Um zu vermeiden, dass wir abhängig sind, und um uns als Herrscher zu behaupten, bekämpfen wir uns gegenseitig. Dabei muss es sich nicht unbedingt um einen Krieg zwischen Ländern handeln; wir kämpfen ständig: bei der Arbeit, zu Hause mit unseren Partnern und Kindern, auf der Straße, im Supermarkt, und oft sogar im Schlaf. Wir sind miserabel.
Der weltweite Wirtschaftsabschwung spiegelt daher unsere soziale Verwirrung wider. Da wir gleichzeitig immer vernetzter und egozentrischer werden, zerreißen die widersprüchlichen Entwicklungen das Gefüge der menschlichen Gesellschaft. Infolgedessen bricht die Wirtschaftsstruktur, die wir aufgebaut haben und die auf gegenseitiger Unterstützung und globalen Lieferketten beruht, zusammen.

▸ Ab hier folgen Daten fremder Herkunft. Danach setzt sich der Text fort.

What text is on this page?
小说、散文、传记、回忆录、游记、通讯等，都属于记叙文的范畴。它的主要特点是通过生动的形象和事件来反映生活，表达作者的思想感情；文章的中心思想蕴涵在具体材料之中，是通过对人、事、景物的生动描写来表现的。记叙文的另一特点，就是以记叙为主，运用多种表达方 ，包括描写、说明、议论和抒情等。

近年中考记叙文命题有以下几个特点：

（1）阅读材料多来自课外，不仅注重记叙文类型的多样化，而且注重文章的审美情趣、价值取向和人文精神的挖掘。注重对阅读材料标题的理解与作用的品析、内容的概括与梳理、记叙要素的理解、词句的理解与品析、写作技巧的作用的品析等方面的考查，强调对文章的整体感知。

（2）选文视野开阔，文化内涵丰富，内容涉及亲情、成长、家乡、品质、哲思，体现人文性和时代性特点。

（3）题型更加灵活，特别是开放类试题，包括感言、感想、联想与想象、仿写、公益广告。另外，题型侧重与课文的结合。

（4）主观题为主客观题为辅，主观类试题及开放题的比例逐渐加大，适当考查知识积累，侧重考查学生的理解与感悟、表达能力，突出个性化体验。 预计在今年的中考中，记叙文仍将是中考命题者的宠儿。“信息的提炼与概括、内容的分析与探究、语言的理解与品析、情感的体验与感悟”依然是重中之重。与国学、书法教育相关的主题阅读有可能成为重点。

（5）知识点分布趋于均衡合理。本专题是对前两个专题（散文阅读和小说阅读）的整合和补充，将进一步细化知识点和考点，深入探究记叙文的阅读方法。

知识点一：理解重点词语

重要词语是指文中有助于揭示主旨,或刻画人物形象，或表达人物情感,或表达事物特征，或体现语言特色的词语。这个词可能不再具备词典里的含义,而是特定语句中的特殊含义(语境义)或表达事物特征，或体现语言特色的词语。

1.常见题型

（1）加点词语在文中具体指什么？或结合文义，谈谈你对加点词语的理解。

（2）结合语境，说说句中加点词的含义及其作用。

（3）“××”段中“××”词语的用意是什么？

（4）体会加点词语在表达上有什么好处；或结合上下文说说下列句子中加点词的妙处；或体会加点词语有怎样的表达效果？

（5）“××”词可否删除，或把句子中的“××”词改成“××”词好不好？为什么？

Die rasant steigende Inflation ist nur der Anfang unserer Probleme. Wenn wir unsere Beziehungen nicht an den Grad unserer Verflechtung anpassen, werden wir unter Engpässen leiden, die zu Hunger und sozialer Entfremdung führen werden.
Unsere Aufgabe besteht also nicht darin, die Wirtschaft zu verändern, sondern die schlechten Beziehungen, die wir zueinander haben und an denen die globale und lokale Wirtschaft krankt. Der Wirtschaft wird es gut gehen, wenn es der Gesellschaft gut geht, und der Gesellschaft wird es gut gehen, wenn wir anfangen, danach zu suchen, wie wir einander helfen können, anstatt uns gegenseitig zu schaden.